The prime minister’s office concedes Netanyahu didn’t get the defection-proof coalition he wanted. So if he makes a move strongly opposed by Bennett or Lapid , either one could leave the coalition and Netanyahu’s government would fall. But he has retained the title of prime minister for himself, and appointed longtime peace advocate Tzipi Livni to run the negotiations. So Netanyahu’s advisers insist he has room to maneuver — at least for a time — if he decides to move down the peace process track. He made prominent mention of “historic compromise” in his remarks Monday when the government was formed.
Bennett has said he won’t oppose renewing negotiations with the Palestinians , noted an Israeli official who has worked with Netanyahu, “so he won’t put a straitjacket around Bibi’s and Livni’s ability to negotiate.” The rub will come if Netanyahu decides to offer a confidence building measure of the kind the Obama administration is talking about privately — like announcing a temporary freeze on settlement building beyond the recognized settlement blocs.
“Jewish Home is a settler party. It’s not likely Bennett would agree to those restrictions,” said a Western diplomat here. “This is not a coalition that can do anything big on the Palestinian issue.” But Netanyahu’s advisers have a different reading on Bennett, viewing him as more of a pragmatic businessman than an ideologue. “His party has been in the political wilderness for years. Now they will have the benefits, and patronage, of being in government” the Israeli official said. “I don’t see Bennett throwing that away over a confidence building measure on settlements, at least not in the first year.”
On one point the doubters and the Netanyahu insider agree: with President Obama and new Secretary of State John Kerry focused on this issue, now is the time to act. “Right now the prime minister is surrounded by young Turks, but when it comes to diplomacy and security, he’s the seasoned one,” said the Netanyahu aide. “He has room to maneuver. But if it’s going to happen, it has to be in the next couple of months — or it’s not going to happen.”

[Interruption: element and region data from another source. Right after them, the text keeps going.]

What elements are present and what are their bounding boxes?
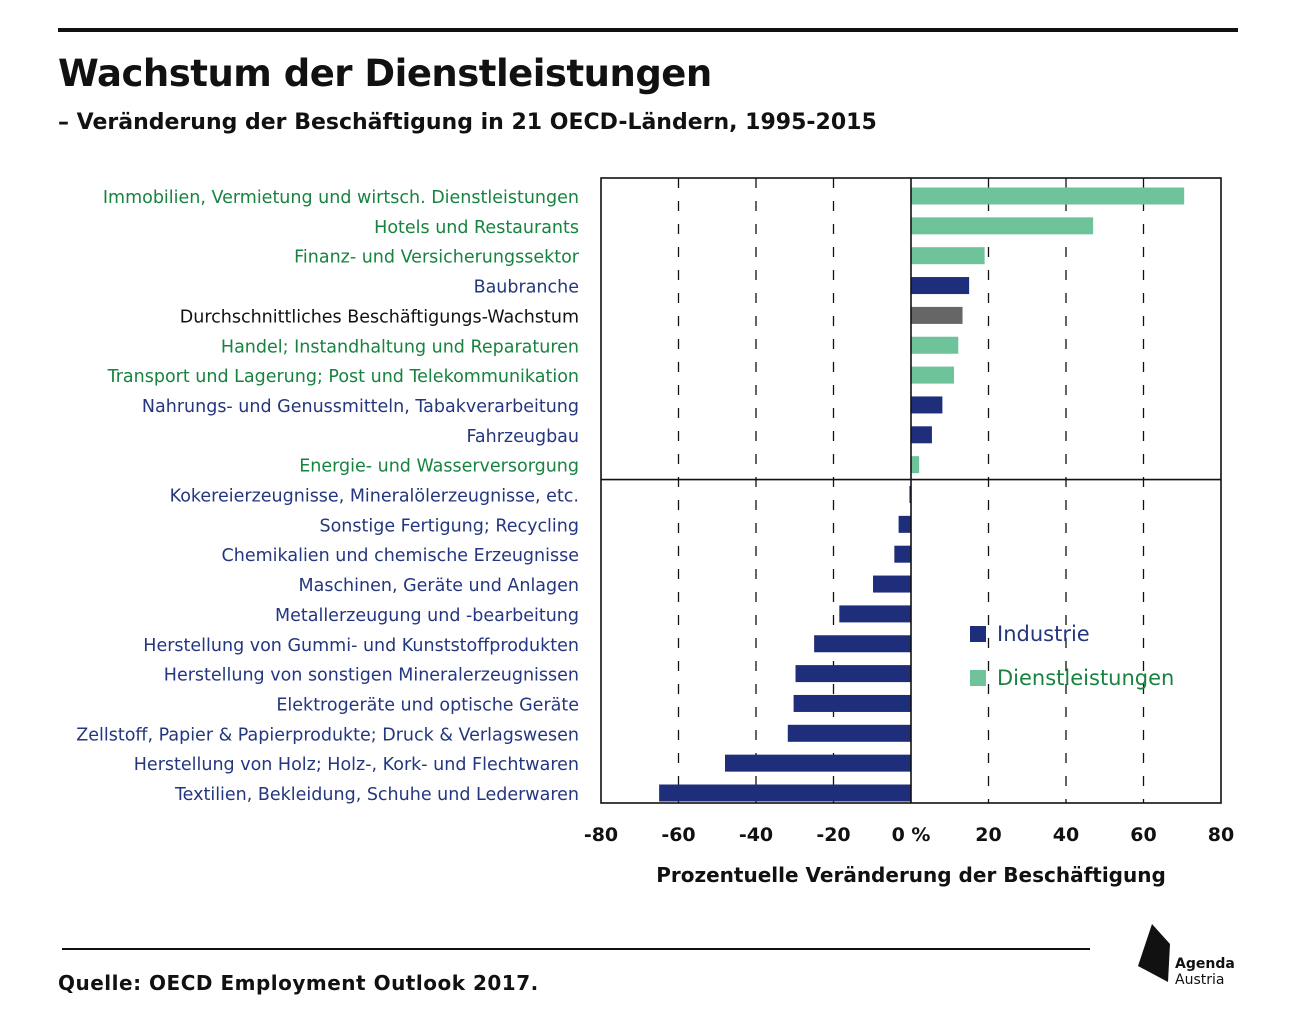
legend-label-dienstleistungen: Dienstleistungen xyxy=(997,666,1174,690)
x-tick-label: 40 xyxy=(1053,824,1079,846)
x-axis-label: Prozentuelle Veränderung der Beschäftigu… xyxy=(656,863,1166,887)
bar xyxy=(911,277,970,295)
category-label: Energie- und Wasserversorgung xyxy=(299,457,579,477)
x-tick-label: 80 xyxy=(1208,824,1234,846)
x-tick-label: 0 % xyxy=(892,824,931,846)
bar xyxy=(725,754,911,772)
bar xyxy=(911,336,959,354)
bar xyxy=(873,575,911,593)
category-label: Nahrungs- und Genussmitteln, Tabakverarb… xyxy=(142,397,579,417)
bar xyxy=(795,665,911,683)
category-label: Textilien, Bekleidung, Schuhe und Lederw… xyxy=(174,785,579,805)
source-note: Quelle: OECD Employment Outlook 2017. xyxy=(58,971,539,995)
top-rule xyxy=(58,28,1238,32)
category-label: Elektrogeräte und optische Geräte xyxy=(276,695,579,715)
category-label: Maschinen, Geräte und Anlagen xyxy=(299,576,580,596)
x-tick-label: -80 xyxy=(584,824,618,846)
bar xyxy=(814,635,911,653)
bar xyxy=(839,605,911,623)
bar xyxy=(911,426,932,444)
bar xyxy=(898,515,911,533)
chart-subtitle: – Veränderung der Beschäftigung in 21 OE… xyxy=(58,110,877,135)
bar xyxy=(911,396,943,414)
bar xyxy=(659,784,911,802)
category-label: Herstellung von Holz; Holz-, Kork- und F… xyxy=(134,755,579,775)
category-label: Sonstige Fertigung; Recycling xyxy=(319,516,579,536)
category-label: Fahrzeugbau xyxy=(466,427,579,447)
x-tick-label: -40 xyxy=(739,824,773,846)
x-tick-label: 20 xyxy=(975,824,1001,846)
logo-text-agenda: Agenda xyxy=(1175,956,1235,972)
category-label: Hotels und Restaurants xyxy=(374,218,579,238)
category-label: Zellstoff, Papier & Papierprodukte; Druc… xyxy=(76,725,579,745)
x-tick-label: -20 xyxy=(816,824,850,846)
bar xyxy=(793,694,911,712)
category-label: Finanz- und Versicherungssektor xyxy=(294,248,580,268)
plot-frame xyxy=(600,177,1222,804)
bar xyxy=(911,366,955,384)
category-label: Immobilien, Vermietung und wirtsch. Dien… xyxy=(103,188,579,208)
x-tick-label: -60 xyxy=(661,824,695,846)
category-label: Durchschnittliches Beschäftigungs-Wachst… xyxy=(180,307,579,327)
bar xyxy=(911,306,963,324)
bottom-rule xyxy=(62,948,1090,950)
category-label: Baubranche xyxy=(474,278,579,298)
logo-text-austria: Austria xyxy=(1175,972,1225,988)
bar xyxy=(911,247,985,265)
category-label: Herstellung von Gummi- und Kunststoffpro… xyxy=(143,636,579,656)
agenda-austria-logo-icon xyxy=(1138,924,1170,982)
bar xyxy=(787,724,911,742)
category-label: Herstellung von sonstigen Mineralerzeugn… xyxy=(164,666,579,686)
chart-title: Wachstum der Dienstleistungen xyxy=(58,52,712,95)
legend-swatch-industrie xyxy=(970,626,986,642)
bar xyxy=(911,217,1094,235)
bar xyxy=(911,456,920,474)
category-label: Handel; Instandhaltung und Reparaturen xyxy=(221,337,579,357)
x-tick-label: 60 xyxy=(1130,824,1156,846)
legend-label-industrie: Industrie xyxy=(997,622,1090,646)
legend-swatch-dienstleistungen xyxy=(970,670,986,686)
bar xyxy=(894,545,911,563)
category-label: Transport und Lagerung; Post und Telekom… xyxy=(107,367,579,387)
bar xyxy=(911,187,1185,205)
category-label: Kokereierzeugnisse, Mineralölerzeugnisse… xyxy=(170,487,579,507)
category-label: Chemikalien und chemische Erzeugnisse xyxy=(222,546,579,566)
category-label: Metallerzeugung und -bearbeitung xyxy=(275,606,579,626)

The larger unknown is whether Netanyahu and Palestinian President Mahmoud Abbas — both weakened politically — even want to take the risks of the give-and-take required to breathe life into the limp peace process patient. That’s the most pressing task facing President Obama in his three days in the region this week, to look each man in the eye and determine if the venture is promising enough for yet another American president to pursue.